DWIH Focus Topic 2020: Cities and Climate

Aerial view of curve road in forest against buildings in Hong Kong © Kiyoshi Hijiki_Getty Images

In 2020, the German Centres for Research and Innovation (DWIH) will be engaging intensively with their annual focus topic of “Cities and Climate”. Located in five of the world’s leading cities, they serve as exceptional platforms for such engagement.

The world’s major cities have an especially important role to play in view of climate change and the need for sustainable development. They highlight the opportunities and risks of growth: resource consumption versus innovative technologies, economic pressure versus outstanding economic achievements. Thanks to their intellectual and creative potential, cities are also key actors in the battle against climate change.

Annual focus topic of the global DWIH network

For 2020, the Board of Trustees of the DWIH network has selected “Cities and Climate” as the overarching annual focus topic for the five DWIH in New York, São Paulo, Moscow, New Delhi and Tokyo. Together with its supporters, each DWIH will organise events relating to this theme and, by providing relevant information and dialogue opportunities, will create scope for follow-up activities.

Cities and Climate is the DWIH network’s annual focus topic

Further information about the selection of the DWIH focus topic for 2020 can be found on the website of the DWIH network.

Transformation for urban growth

It is expected that 40 percent of India’s population will be living in conurbations by 2030. The growth of the population is putting pressure on the country’s major cities: while the capital New Delhi is regularly engulfed in a toxic smog, coastal cities such as Mumbai are hit by ever more severe flooding as sea levels rise. Global warming and unpredictable monsoons call for new ideas, as do air pollution and an inadequate energy supply. To address these issues, the Indian government is seeking to bring about a transformation: by 2030, at least 40 percent of India’s electricity is to be generated by renewable energies. Furthermore, measures to develop the country like the “Smart Cities Mission” have been launched in India; its goal is to promote sustainable cities that offer a high quality of life.

Longstanding German-Indian dialogue

New structures are necessary to allow India to better leverage its huge potential, for example in the area of solar power. India’s Ministry of New and Renewable Energy is cooperating with Germany on the “Green Energy Corridors” (IGEN-GEC) project with a view to meeting the challenges involved in incorporating large amounts of renewable energies into the grid. Within the German-Indian dialogue, development of the cities of the future is based on a broad foundation. The southern Indian metropolis of Kochi for example is part of the “Global Smart City Initiative” coordinated by the Fraunhofer-Gesellschaft. Its research is aimed at reducing greenhouse gases, increasing resilience to the consequences of climate change, and improving the quality of life for city-dwellers.

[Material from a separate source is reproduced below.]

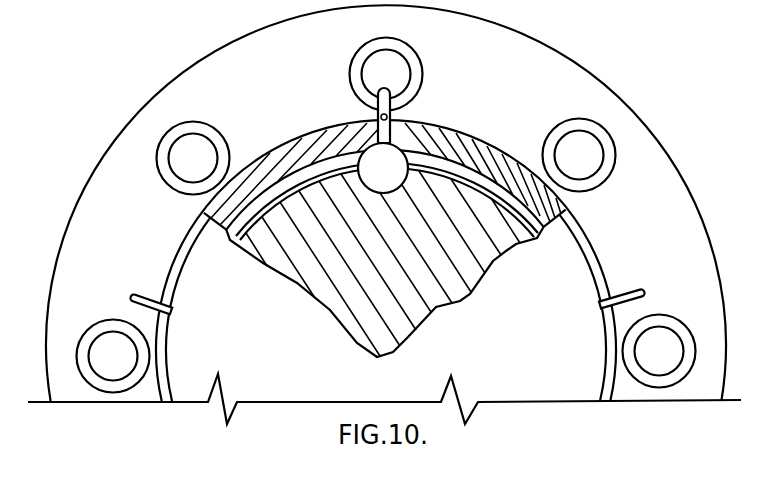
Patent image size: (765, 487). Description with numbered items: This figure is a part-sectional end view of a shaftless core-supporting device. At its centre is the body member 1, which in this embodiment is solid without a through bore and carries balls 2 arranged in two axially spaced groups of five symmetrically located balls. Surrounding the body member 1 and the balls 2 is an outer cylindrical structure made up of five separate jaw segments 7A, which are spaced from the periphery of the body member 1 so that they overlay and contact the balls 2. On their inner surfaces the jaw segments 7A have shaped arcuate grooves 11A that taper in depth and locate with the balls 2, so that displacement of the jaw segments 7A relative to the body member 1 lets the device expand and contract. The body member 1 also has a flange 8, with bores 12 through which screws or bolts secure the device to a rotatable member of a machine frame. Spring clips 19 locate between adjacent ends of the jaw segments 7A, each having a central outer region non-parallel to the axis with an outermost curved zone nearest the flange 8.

India and Germany have been cooperating in the area of development for more than 60 years – in sectors such as energy, sustainable and climate-friendly urban development and transport, the environment, and sustainable agriculture. During the 5th German-Indian government consultations on 1 November 2019 in New Delhi, the new Joint Declaration of Intent on the Indo-German Partnership on Green Urban Mobility was signed. This will see Germany provide a billion euros in funding to help improve green urban mobility infrastructure and services in Indian cities.

Promoting sustainable urbanisation, including integrated policies and measures to improve resource efficiency, adapt to climate change and reduce the environmental burden posed by cities, is therefore right at the top of the political agenda.